Form of Burmese martial song

A kagyin (ကာချင်း; /my/) is a form of Burmese martial song performed during a shield dance; /my/). Its purpose is to inspire both the singer and their audience with national spirit and patriotism. It gained prominence during the 14th century Pinya Kingdom.

==History of performance==
During the tulmultuous period following the Mongol invasions of Burma, increased militarism led to the founding of the Pyatho Horse Riding Festival. During this festival, Myinsaing swordsmen would display their skills by "drawing" against a circular handheld shield called a kar (ကာ). As this developed, people composed songs (သီချင်း) for the kar which came to be known as the kagyin form. A kagyin is sung while performing systematic defensive footwork, a sword in the right hand and a kar in the left.

Kagyin was performed in the context of a shield dance called the kar dance (ကာက). During the shield dance, the warriors would dance by raising their arms, waving their feet and walking, jumping and stomping in a circle. They would sing and shout Kagyin songs with the accompaniment of various drums and horns and other instruments. During the late Bagan Kingdom, it was primarily accompanied by gongs and cymbals.
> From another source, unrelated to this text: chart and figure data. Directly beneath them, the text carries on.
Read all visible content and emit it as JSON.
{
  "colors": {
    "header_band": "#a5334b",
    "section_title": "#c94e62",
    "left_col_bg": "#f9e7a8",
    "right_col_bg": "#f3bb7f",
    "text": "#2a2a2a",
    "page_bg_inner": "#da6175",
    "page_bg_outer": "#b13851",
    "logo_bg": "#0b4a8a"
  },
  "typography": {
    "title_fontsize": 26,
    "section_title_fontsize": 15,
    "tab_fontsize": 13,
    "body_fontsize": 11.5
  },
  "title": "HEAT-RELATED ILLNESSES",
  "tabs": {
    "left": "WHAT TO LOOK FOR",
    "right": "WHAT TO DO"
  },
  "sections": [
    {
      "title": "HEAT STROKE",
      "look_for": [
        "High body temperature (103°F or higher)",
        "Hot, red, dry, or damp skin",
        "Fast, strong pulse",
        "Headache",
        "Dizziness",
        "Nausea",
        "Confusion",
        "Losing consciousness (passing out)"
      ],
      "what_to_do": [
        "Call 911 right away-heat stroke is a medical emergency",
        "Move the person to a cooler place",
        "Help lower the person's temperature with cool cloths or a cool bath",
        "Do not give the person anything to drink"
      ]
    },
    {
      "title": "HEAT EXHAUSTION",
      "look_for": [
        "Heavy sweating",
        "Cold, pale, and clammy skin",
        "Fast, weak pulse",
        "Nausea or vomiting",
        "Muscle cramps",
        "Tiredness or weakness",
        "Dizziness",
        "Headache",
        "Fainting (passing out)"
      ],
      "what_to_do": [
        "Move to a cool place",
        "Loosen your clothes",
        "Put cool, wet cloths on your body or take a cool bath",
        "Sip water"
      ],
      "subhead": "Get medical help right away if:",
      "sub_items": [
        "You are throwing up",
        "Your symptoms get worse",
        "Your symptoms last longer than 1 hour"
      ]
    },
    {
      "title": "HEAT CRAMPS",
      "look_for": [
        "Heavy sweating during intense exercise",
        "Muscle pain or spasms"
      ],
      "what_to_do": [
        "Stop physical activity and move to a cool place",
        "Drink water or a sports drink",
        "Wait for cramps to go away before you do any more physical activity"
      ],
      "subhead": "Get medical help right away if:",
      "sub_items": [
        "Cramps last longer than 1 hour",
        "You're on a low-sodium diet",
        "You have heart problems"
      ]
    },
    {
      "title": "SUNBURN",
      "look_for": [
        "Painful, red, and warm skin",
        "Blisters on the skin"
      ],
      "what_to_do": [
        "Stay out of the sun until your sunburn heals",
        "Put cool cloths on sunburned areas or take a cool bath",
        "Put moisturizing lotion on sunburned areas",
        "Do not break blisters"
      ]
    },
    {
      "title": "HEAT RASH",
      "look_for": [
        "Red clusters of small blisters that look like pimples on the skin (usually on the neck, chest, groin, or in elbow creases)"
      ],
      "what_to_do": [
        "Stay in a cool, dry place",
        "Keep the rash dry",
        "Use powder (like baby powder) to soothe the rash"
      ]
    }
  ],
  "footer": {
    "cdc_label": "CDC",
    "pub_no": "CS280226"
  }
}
Kagyins were first performed in 1312 during the reign of Thihathu. The form further developed in the Pinya Kingdom under Kyawswa I.

==Format==
A kagyin does not use four syllables in each line, unlike the classical Burmese verse from which it is derived.

As a yadu is sometimes written between the verses of luta poetry, a thanbauk can be written into a kagyin.

Pinya period Kagyin used imagery of strength, invoking images of moats and warrior kings. They also invoked imagery from the war against the Mongols and Chinese. Kagyin poetry also utilised humour, such as mocking "modest" women flaunting golden clothes.

===Subject===
Most kagyin describe the beauty of the three seasons, seasonal flowers, and the development of the state, as in egyin and angyin.

==Notable composers and works==
The Myinsaing Shwepyi kagyin of Kyawswa I of Pinya is most well-known today. It is assigned to 11th graders studying Burmese literature and poetry.